4. Orientações práticas para civis
Mesmo que o risco seja baixo, compreender como agir pode reduzir o pânico e salvar vidas.
A. Nos primeiros minutos
Ao ver um clarão ou ouvir uma explosão: procure abrigo imediatamente. Não olhe para o brilho.
Abrigue-se no andar mais baixo ou em um cômodo interno, longe de janelas.
Evite elevadores e fachadas de vidro.
B. Fallout e exposição
Se a explosão for ao nível do solo, o fallout pode começar em 15–30 minutos, especialmente a favor do vento.
Ele pode se parecer com poeira, cinzas ou partículas “nevosas”. Não saia de casa.
Abrigue-se por pelo menos 24 horas, a menos que instruções oficiais indiquem o contrário.
C. Proteção improvisada
Materiais densos como terra, concreto ou livros ajudam a reduzir a radiação.
Crie barreiras com móveis ou pilhas de mantimentos ao redor das paredes.

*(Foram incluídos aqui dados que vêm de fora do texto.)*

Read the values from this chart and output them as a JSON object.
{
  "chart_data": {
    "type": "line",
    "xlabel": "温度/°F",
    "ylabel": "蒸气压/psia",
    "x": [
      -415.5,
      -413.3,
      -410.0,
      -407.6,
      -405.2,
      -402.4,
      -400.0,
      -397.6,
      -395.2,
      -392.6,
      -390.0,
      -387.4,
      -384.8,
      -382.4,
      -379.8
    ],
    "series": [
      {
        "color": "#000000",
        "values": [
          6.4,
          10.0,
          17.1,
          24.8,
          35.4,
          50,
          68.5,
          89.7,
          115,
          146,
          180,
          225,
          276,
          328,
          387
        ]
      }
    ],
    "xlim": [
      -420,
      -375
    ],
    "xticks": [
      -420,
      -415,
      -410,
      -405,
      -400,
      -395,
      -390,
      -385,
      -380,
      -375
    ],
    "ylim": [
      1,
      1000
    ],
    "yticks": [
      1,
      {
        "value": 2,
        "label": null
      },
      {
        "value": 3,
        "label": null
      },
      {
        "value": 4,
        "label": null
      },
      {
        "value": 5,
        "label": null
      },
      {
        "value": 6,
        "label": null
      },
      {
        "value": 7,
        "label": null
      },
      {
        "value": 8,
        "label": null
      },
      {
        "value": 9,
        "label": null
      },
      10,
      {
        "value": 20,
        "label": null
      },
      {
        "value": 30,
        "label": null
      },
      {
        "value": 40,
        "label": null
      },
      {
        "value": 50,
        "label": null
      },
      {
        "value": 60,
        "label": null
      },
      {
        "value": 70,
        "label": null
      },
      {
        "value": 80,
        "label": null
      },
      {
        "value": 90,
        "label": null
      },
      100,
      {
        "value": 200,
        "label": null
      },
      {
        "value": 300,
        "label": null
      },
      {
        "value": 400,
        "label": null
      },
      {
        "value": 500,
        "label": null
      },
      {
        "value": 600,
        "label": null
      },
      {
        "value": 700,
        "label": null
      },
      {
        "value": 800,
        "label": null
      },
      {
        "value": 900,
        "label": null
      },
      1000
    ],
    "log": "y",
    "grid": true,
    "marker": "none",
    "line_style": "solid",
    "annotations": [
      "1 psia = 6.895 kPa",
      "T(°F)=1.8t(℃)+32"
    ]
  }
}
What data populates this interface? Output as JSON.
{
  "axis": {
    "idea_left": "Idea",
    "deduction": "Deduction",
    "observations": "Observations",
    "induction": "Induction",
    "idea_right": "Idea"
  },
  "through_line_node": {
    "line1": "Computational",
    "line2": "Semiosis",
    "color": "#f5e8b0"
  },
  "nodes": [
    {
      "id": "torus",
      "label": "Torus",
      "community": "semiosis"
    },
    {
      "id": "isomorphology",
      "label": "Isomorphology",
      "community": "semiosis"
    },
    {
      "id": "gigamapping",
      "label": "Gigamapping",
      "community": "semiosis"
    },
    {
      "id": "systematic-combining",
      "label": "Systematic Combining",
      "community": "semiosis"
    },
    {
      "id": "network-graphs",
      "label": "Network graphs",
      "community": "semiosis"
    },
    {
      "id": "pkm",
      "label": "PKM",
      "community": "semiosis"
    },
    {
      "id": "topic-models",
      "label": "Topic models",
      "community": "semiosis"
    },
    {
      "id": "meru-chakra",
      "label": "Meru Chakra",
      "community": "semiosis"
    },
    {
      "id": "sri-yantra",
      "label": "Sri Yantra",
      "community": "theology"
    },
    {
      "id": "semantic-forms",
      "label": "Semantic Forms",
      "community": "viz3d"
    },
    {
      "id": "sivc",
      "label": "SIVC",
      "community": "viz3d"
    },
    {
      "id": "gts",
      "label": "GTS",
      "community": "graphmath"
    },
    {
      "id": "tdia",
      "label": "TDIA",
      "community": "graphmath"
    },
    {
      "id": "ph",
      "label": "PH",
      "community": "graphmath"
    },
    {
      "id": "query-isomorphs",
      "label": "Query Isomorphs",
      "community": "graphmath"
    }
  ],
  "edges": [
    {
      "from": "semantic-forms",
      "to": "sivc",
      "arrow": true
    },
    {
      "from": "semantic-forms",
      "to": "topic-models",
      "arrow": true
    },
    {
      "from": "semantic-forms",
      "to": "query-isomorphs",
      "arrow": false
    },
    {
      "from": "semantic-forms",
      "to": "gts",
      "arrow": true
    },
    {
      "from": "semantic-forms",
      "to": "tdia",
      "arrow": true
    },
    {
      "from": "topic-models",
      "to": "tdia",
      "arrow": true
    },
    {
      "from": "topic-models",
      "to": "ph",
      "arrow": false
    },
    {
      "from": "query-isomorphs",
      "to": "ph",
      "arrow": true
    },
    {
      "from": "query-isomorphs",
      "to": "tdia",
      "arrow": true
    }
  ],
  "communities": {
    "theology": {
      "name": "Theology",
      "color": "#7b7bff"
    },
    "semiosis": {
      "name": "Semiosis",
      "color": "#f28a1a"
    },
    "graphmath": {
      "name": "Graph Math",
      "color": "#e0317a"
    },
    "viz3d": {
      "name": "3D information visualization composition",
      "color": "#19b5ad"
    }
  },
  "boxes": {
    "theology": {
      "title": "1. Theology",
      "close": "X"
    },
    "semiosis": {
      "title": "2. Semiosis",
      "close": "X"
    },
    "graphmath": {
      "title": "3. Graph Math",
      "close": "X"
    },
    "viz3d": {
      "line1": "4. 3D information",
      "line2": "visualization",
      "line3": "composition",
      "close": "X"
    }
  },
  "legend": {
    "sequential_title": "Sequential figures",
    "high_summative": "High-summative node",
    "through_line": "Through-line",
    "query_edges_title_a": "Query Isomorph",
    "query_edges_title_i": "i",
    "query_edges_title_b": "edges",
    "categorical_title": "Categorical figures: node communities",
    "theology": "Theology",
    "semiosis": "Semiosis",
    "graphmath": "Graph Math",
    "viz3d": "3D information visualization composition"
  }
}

Use fita adesiva e plástico para selar portas, janelas e frestas.
D. Descontaminação
Retire a roupa externa imediatamente (elimina até 90% da contaminação).
Lave pele e cabelo com sabão e água — não use condicionador, que pode fixar partículas.
Coloque a roupa em sacos plásticos bem vedados e mantenha longe da área de convivência.
E. Comunicação
Mantenha um rádio de pilha ou manivela. As redes de celular podem falhar.
Siga fontes confiáveis — redes sociais podem espalhar desinformação perigosa.
Aja com calma e evite tomar decisões baseadas em boatos.
5. Conclusão ponderada
O uso de uma arma nuclear na Ucrânia continua sendo um cenário improvável — mas não impossível. A liderança russa conhece os riscos. No entanto, o conflito já contrariou inúmeras previsões.
Caso esse limiar seja cruzado, o mundo entrará numa nova era de instabilidade estratégica. Doutrinas de defesa terão de ser revistas, e a preparação civil ganhará nova relevância.
Para o cidadão comum — esteja ele na Europa, na Rússia ou em qualquer outro lugar —, pânico não é estratégia. Conhecimento e serenidade são ferramentas muito mais eficazes.
Preparação não é alarmismo. É prudência. E em um mundo cada vez mais imprevisível, resiliência é a virtude essencial.